Very soon, on beginning this Justice League Dark Annual, I realised that it’s a stealth Swamp Thing Special. Very soon, I didn’t care. Because this is an absorbing, affecting, great-looking read which works as a one-off, while feeding into DC’s current crossover, Year of the Villain.
Not that the other characters who weave in and out of Wonder Woman’s Justice League offshoot aren’t here at all – as well as Diana, the first few pages give us Man-Bat, Zatanna and Detective Chimp, and it’s John Constantine who cajoles Swamp Thing Into leaving the Hall of Justice’s lower levels for a solo outing.
Meet Oleander Sorrel who, with wife Natasha, is researching plants in a bid to feed the world.
… if you’re familiar with Swamp Thing lore, you’ll have an idea where this is going.
What you probably won’t guess is where it finally ends up. But I bet you enjoy finding out, thanks to a superb creative team – regular JLD writer James Tynion IV plots with relative newcomer to DC Ram V, who provides the script, while Guillem March VI (OK, I added that last number just for fun) illustrates, Arif Prianto colours and Rob Leigh letters. I’m not familiar with Ram V’s previous work – I know he’s written some Catwoman for DC – but on the basis of this issue, I’ll be looking for more. The temptation for Swamp Thing writers is to emulate Alan Moore’s haunting style; Ram V, though, has his own voice – yes, his prose is lyrical, but it’s not overly flowery (and if ever an issue invited flowery prose, this is it). Ram V is especially good on loss.

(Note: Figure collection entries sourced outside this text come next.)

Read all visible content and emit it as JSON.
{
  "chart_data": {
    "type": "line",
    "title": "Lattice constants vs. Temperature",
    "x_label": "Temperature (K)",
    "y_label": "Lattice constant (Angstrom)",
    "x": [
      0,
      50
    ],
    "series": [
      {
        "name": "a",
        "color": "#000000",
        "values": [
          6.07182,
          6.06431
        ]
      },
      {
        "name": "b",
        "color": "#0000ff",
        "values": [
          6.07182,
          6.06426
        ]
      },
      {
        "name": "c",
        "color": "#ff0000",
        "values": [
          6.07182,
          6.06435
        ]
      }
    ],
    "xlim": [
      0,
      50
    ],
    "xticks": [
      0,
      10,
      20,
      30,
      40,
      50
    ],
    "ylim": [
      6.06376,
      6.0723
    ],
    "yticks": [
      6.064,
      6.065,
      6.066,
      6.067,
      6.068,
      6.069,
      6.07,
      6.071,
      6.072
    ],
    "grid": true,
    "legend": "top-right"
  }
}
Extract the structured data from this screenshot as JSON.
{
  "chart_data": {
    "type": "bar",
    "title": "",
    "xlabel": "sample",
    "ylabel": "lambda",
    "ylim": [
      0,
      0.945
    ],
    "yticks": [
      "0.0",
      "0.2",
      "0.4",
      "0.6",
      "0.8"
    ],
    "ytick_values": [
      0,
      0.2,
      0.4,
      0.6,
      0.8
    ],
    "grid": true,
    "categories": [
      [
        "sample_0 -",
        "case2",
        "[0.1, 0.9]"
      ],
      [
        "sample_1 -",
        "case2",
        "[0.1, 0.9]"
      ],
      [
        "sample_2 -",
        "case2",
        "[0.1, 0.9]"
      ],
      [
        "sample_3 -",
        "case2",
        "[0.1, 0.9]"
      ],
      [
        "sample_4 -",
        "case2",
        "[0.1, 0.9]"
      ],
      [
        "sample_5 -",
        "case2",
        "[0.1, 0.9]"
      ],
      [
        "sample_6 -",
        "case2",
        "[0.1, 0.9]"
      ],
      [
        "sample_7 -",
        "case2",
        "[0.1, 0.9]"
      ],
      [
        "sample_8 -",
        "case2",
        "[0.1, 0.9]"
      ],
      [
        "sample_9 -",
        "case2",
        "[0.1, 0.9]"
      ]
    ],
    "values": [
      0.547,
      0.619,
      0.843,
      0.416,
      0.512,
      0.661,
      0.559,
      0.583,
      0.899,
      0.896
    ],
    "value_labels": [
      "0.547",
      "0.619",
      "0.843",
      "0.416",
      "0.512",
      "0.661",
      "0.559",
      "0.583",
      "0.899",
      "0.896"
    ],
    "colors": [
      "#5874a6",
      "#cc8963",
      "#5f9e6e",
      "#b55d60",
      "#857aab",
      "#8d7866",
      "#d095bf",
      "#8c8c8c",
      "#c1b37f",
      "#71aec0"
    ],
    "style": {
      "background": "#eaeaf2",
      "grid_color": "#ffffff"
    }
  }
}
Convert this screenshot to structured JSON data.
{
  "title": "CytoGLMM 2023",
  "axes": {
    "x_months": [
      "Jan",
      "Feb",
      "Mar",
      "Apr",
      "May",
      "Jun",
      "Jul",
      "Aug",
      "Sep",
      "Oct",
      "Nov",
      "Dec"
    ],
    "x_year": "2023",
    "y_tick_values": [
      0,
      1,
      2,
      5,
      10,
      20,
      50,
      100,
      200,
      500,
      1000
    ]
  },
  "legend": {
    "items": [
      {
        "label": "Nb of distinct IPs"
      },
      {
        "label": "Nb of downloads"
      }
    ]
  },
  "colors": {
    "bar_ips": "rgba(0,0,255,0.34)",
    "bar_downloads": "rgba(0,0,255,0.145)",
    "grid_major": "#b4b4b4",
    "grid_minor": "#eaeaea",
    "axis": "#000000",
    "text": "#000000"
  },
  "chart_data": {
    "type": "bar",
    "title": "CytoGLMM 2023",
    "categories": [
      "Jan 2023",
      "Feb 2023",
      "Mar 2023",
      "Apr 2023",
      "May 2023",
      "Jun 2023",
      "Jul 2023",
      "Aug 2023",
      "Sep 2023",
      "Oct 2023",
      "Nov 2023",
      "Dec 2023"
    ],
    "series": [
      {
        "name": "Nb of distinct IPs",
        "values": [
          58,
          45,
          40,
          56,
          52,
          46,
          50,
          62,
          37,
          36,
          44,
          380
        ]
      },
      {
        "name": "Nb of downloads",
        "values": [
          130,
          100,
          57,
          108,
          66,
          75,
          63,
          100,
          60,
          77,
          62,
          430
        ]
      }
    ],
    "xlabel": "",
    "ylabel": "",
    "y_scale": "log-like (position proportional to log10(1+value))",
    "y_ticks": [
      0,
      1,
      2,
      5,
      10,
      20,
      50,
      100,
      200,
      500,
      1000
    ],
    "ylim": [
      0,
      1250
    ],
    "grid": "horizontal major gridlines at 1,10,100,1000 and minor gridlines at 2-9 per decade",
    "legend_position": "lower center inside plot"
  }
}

He also nails the voices and interaction of the Leaguers, with John Constantine the best I’ve seen in a long while… he actually seems British.
As for the villain of the piece – I won’t spoil, as I imagine this isn’t an automatic buy and I’d like to persuade someone to give it a try, and be surprised – I don’t recall the last time they were so diabolical… it all bodes very well for the upcoming Injustice League Dark storyline.
I don’t recall having seen Guillem March draw Swamp Thing previously; I would like to see him tackle the former Alec Holland again, because March captures that mix of eeriness, power and melancholy so essential to the character. March and Prianto’s Swampy looks terrific even with the current design – JLD features him with scraggy ‘hair’ and beard, perhaps in some misguided tribute to Moore.
As elementals go, Oleander Sorrel looks amazing, like something from a Mexican Day of the Dead parade. Even before he’s transformed, though, the scientist is memorable, as March evokes that classic DC mystery book vibe that informed the work of original Swamp Thing artist Berni Wrightson.
There does seem to have been an artistic miscommunication in that Oleander’s wife leaves him to stay with her sister, then spends the rest of the book with, presumably, her brother. March being Spanish, it could be a ‘hermana/hermano’ thing, easily fixed for the trade. This issue also debuts a new look for Circe, and I pity the artists for having to draw and colour it – think drum majorette meets Pennywise from It.
Rob Leigh deserves a shout-out not just for his always excellent work, including typically imaginative title lettering, but for evoking so well the style of longtime Swamp Thing fontsman John Costanza.
The only aspect of this issue I’m not thrilled with is the cover. Usually, I enjoy the work of illustrator Riley Rossmo and colourist Ivan Plascencia, but the faces here are more suited to L’il Gotham than Justice League Dark, while the transformed Oleander Sorrel is all but lost midst the purples and oranges. The cover generally is too busy, no one but Swampy meets the ‘King of Petals’ (DC missed a trick by not having Oleander based in Petaluma), and our ‘overgrown houseplant’ isn’t exiled by anyone.
All in all, though, I loved this issue, as writers and artists in communion give us a thrilling, sad, creepy day in the life of Swamp Thing. Buy it.